# Homework Help: Radioactive decay equilibrium when decay constants are equal

1. Sep 17, 2006

### siifuthun

I need a refresher on calculus need to derive this equation, the question is:

A --> B --> C
and where decay constants:
http://img183.imageshack.us/img183/4403/aki2.jpg [Broken]
Derive an expression for the activity of B as a function of time.

So what I'm having trouble with is changing the derivation for the number of N when lambda_A = lambda_B so that I derive the activity of B.
Normally we would have:
http://img157.imageshack.us/img157/3501/ajh6.jpg [Broken]
But because of the condition, we have to go about it differently. So setting the decay constants equal to each other:
http://img182.imageshack.us/img182/192/asa5.jpg [Broken]
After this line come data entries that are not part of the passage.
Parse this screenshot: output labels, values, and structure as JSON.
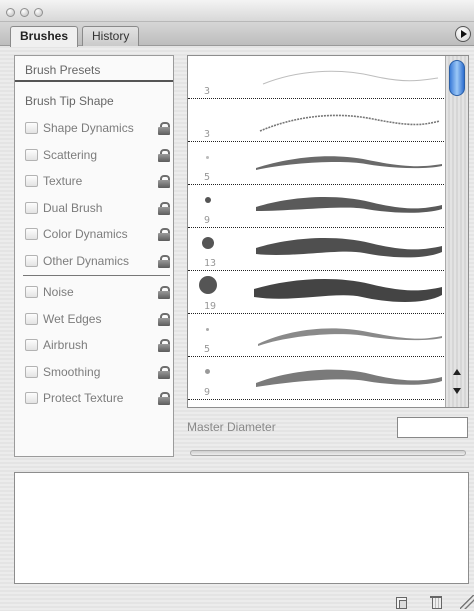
{
  "tabs": [
    {
      "label": "Brushes",
      "active": true
    },
    {
      "label": "History",
      "active": false
    }
  ],
  "options": {
    "brush_presets": "Brush Presets",
    "brush_tip_shape": "Brush Tip Shape",
    "group1": [
      {
        "label": "Shape Dynamics",
        "locked": true
      },
      {
        "label": "Scattering",
        "locked": true
      },
      {
        "label": "Texture",
        "locked": true
      },
      {
        "label": "Dual Brush",
        "locked": true
      },
      {
        "label": "Color Dynamics",
        "locked": true
      },
      {
        "label": "Other Dynamics",
        "locked": true
      }
    ],
    "group2": [
      {
        "label": "Noise",
        "locked": true
      },
      {
        "label": "Wet Edges",
        "locked": true
      },
      {
        "label": "Airbrush",
        "locked": true
      },
      {
        "label": "Smoothing",
        "locked": true
      },
      {
        "label": "Protect Texture",
        "locked": true
      }
    ]
  },
  "brushes": [
    {
      "size": "3"
    },
    {
      "size": "3"
    },
    {
      "size": "5"
    },
    {
      "size": "9"
    },
    {
      "size": "13"
    },
    {
      "size": "19"
    },
    {
      "size": "5"
    },
    {
      "size": "9"
    }
  ],
  "master_diameter": {
    "label": "Master Diameter",
    "value": ""
  },
  "icons": {
    "panel_menu": "triangle-right-icon",
    "new_brush": "new-brush-icon",
    "delete_brush": "trash-icon",
    "resize": "resize-grip-icon",
    "lock": "lock-icon"
  },
  "colors": {
    "scroll_thumb": "#3b7cd8",
    "stroke": "#555555"
  }
}
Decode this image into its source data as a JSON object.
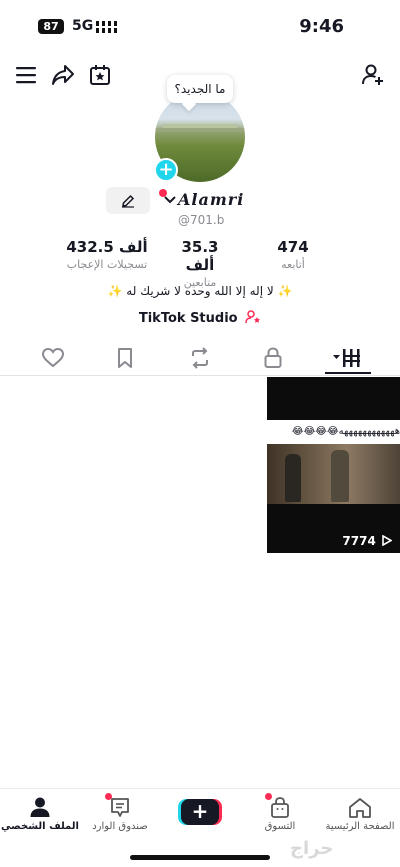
{
  "status_bar": {
    "battery": "87",
    "network": "5G",
    "time": "9:46"
  },
  "tooltip": {
    "text": "ما الجديد؟"
  },
  "profile": {
    "display_name": "Alamri",
    "handle": "@701.b",
    "bio": "✨ لا إله إلا الله وحده لا شريك له ✨",
    "studio_label": "TikTok Studio"
  },
  "stats": {
    "following": {
      "value": "474",
      "label": "أتابعه"
    },
    "followers": {
      "value": "35.3 ألف",
      "label": "متابعين"
    },
    "likes": {
      "value": "432.5 ألف",
      "label": "تسجيلات الإعجاب"
    }
  },
  "tabs": [
    "videos",
    "private",
    "reposts",
    "favorites",
    "liked"
  ],
  "video": {
    "caption": "ههههههههههههه😂😂😂😂",
    "views": "7774"
  },
  "bottom_nav": {
    "home": "الصفحة الرئيسية",
    "shop": "التسوق",
    "inbox": "صندوق الوارد",
    "profile": "الملف الشخصي"
  },
  "watermark": "حراج",
  "colors": {
    "accent_red": "#fe2c55",
    "accent_cyan": "#20d5ec",
    "text": "#161823"
  }
}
And this is where I get a little stumped trying to change the derivation. When lambda_A doesn't equal lambda_B, the derivation ends up with:
http://img226.imageshack.us/img226/1602/akk1.jpg [Broken]

The problem I'm having is that I'm not sure what has to be done differently in the original derivation to solve for activity, my calculus skills are a little rusty so if anyone has any suggestions or advice, it's greatly appreciated.

Last edited by a moderator: May 2, 2017
2. Sep 18, 2006

### Astronuc

Staff Emeritus
$$dN_B\,=\,\lambda_A\,(N^0_A\,e^{-\lambda_At}\,-\,N_B)\,dt$$

$$\frac{dN_B}{(N^0_A\,e^{-\lambda_At}\,-\,N_B)}\,=\,\lambda_A\,dt$$

which seems problematic.

But the expression on the left can be written

$$\frac{e^{\lambda_At}dN_B}{(N^0_A\,-\,e^{\lambda_At}N_B)}\,=\,\lambda_A\,dt$$

On the other hand, one does not find two radionuclides in a successive decay scheme having equal decay constants.

3. Sep 18, 2006

### Gokul43201

Staff Emeritus
There's two approaches to figuring this out (the easy way and the harder way).

The harder way is to look for solutions to the differential equation you've finally arrived at.

The easy way is to find the limit of the solution given for the general case, as $\lambda _B \rightarrow \lambda _A$

Hint: Write $\lambda _B = \lambda _A + \delta$ and find the limit of the first term of the general result (the one for unequal lambdas) as $\delta \rightarrow 0$. Use the Taylor expansion for the small exponential, and the limit pops out quite happily.